第1548章 想露露臉(1 / 1)

攻掠天下 餘觀魚 1060 字 2個月前

軍帳中,威縣縣令曹榮昌有些緊張的等候著。

他一身官服,因要麵君,整理的乾乾淨淨,兩手放於身前腹部,站在那裡顯得頗為拘謹。

不多時,蕭遠用手帕擦著手走了出來。

曹榮昌連忙跪地施禮:“臣,威縣縣令曹榮昌,參見陛下,吾皇萬歲!”

他的語氣稍帶顫音,那是情緒使然,一個縣令見到蕭遠是什麼樣子,在曹榮昌這裡表現的淋漓儘致,緊張、敬畏、仰慕、小心翼翼。

“愛卿不必多禮。”蕭遠於正上方落座,將手帕扔在幾案。

“謝陛下——”曹榮昌高呼,起身之後,沒等說話,蕭遠已開口問道:“今日求見於朕,是有何事?”

“是這樣的陛下。”曹榮昌取出了一份宗卷:“前番海盜之事,臣已審理完畢,其中犯殺人搶劫強奸等罪,依律判處斬刑者有六十四人,餘者罪有輕重,皆記錄在案,請陛下過目。”

說著,恭敬將宗卷遞交桌案,然後微微彎腰,垂首而站。

其實這件事完全在縣令的權利之內,是沒有必要求見蕭遠的,但曹榮昌來了,心裡自然有著自己的打算。

其一,是想在皇帝麵前露露臉,這種想法是人之常情。

其二,想表明自己認真完成了陛下的交代。

其三,則是犯人太多,縣裡牢獄雖然裝得下,但終究是個麻煩事。

雖然這些海盜已經按照律法審判,但要一下子處決這麼多人,是必須得向上彙報,到朝廷至廷尉府,由廷尉府審批之後才行。這是程序問題。

而等這個程序走完,估計也得幾個月後,那可是一百多人,在縣牢裡還要吃飯,曹榮昌明顯是想省去中間的麻煩。

蕭遠接過宗卷,有厚厚的一遝,關乎人命,他也看的非常認真,上麵人證物證俱在,判詞敘述詳儘,末尾處亦有簽名和官印。

他看過一張放下一張,直到過了很久才將這些宗卷看完,點點頭道:“恩,審理無誤,判決公正,無有疏漏,曹縣令辛苦了。”

“這都是微臣分內之事,豈敢言苦。”曹榮昌裝著膽子道:“不過陛下,微臣鬥膽,敢請您請您批示。”

說完還忍不住咽了口唾沫,沒敢去看蕭遠臉色。

突然一下子增加了一百多重犯,其中還有六十四名死刑犯,這放在任何牢裡,都是個麻煩事。

蕭遠明白他的意思,稍作考慮後,便提筆沾了沾墨汁,於宗卷末尾空白處寫了一小段批示,大致意思為同意此判,並簽下了自己的名字。

海盜之事,是他親曆,了解所有情況,這些殺人放火的強盜受到法律製裁沒什麼好說的。

批完之後,蕭遠又將宗卷整理一番,放於桌案往前推了推:“拿去吧。”

“謝陛下!”曹榮昌喜形於色,恭敬接過,小心翼翼的放入官服袖口,視若珍寶一般。

有了皇帝的親筆批示,他回去之後就能將這些重犯處決,該斬的斬,該流放的流放,對上麵也隻需要彙報一下具體情況即可。

眼下已是晌午時分,這時軍士也端進了飯菜,因為之前蕭遠就是準備用餐的,有過吩咐。

見此,曹榮昌連忙拱手作揖,深施一禮道:“微臣告退。
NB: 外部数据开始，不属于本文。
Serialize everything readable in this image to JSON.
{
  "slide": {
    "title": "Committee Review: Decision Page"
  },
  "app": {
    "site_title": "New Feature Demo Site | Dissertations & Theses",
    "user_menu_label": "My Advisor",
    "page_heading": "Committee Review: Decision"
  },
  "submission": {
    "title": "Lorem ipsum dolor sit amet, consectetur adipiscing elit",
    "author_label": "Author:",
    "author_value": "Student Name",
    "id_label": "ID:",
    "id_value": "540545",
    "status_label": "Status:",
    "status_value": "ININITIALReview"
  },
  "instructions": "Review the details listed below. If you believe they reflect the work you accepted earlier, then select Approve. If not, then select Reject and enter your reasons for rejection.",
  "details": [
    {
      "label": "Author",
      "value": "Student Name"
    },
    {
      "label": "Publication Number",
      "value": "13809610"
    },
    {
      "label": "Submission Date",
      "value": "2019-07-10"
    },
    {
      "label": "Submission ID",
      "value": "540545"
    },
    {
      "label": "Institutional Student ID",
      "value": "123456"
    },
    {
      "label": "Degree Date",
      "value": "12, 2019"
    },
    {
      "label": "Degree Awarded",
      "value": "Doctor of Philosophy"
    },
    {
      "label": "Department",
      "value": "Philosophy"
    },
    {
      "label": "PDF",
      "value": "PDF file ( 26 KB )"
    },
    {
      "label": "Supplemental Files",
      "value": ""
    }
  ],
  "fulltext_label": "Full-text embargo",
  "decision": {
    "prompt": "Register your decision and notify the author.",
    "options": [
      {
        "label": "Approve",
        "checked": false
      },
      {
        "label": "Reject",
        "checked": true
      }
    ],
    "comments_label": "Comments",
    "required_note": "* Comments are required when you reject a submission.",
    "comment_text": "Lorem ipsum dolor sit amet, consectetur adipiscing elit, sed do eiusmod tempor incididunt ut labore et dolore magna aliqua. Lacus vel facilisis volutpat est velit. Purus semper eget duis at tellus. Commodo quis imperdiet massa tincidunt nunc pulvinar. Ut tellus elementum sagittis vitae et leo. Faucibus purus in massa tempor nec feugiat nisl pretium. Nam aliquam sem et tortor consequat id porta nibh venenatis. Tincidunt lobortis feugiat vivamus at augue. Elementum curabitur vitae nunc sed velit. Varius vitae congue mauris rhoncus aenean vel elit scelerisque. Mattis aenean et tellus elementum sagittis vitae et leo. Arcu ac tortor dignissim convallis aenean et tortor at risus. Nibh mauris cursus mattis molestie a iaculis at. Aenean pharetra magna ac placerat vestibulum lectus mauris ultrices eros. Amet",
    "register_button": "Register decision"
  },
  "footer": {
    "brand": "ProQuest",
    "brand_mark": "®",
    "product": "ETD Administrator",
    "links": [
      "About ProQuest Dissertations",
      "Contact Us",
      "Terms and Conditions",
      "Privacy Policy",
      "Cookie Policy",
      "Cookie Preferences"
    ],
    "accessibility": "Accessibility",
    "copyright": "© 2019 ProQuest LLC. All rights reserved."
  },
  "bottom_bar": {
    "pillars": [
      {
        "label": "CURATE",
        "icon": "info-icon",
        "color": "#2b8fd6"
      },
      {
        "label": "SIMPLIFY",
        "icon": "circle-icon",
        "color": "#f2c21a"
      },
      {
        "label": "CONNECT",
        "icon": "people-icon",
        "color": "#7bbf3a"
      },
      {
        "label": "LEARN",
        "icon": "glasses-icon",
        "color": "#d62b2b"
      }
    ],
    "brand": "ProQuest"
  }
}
”

“誒,想來愛卿也是未曾用餐,既然來此,就在軍中吃頓便飯吧。”蕭遠說著朝軍士吩咐了一聲。

“臣惶恐,豈敢叨擾陛下。”曹榮昌受寵若驚。

“不必拘謹,坐吧。”蕭遠朝側下方的幾案伸手示意。

雖惶恐,但能被皇帝邀請共進午餐,沒有哪個臣子不高興的,曹榮昌心裡頗覺榮幸,壓著激動道:“是,謝陛下聖恩。”

施禮之後,於側下方跪坐於幾案後。

不多時,軍士去而複返,又端上來一些酒菜。

“軍中粗茶淡飯,愛卿隨意便好。”

“陛下折煞微臣。”

蕭遠開始動筷,與其邊吃邊聊了起來。

雖然對方隻是一個縣令,但蕭遠還是非常看重,與曹榮昌之間的對話,也都是君臣的模式,亦就威縣如今的縣政和相關海務進行了一番探討。

這場聊天,大多時候都像是曹榮昌在彙報工作,蕭遠一般不會打斷,可一旦插話的時候,他的見解都是獨到的,往往都能一言擊中要害,多有使曹榮昌茅塞頓開。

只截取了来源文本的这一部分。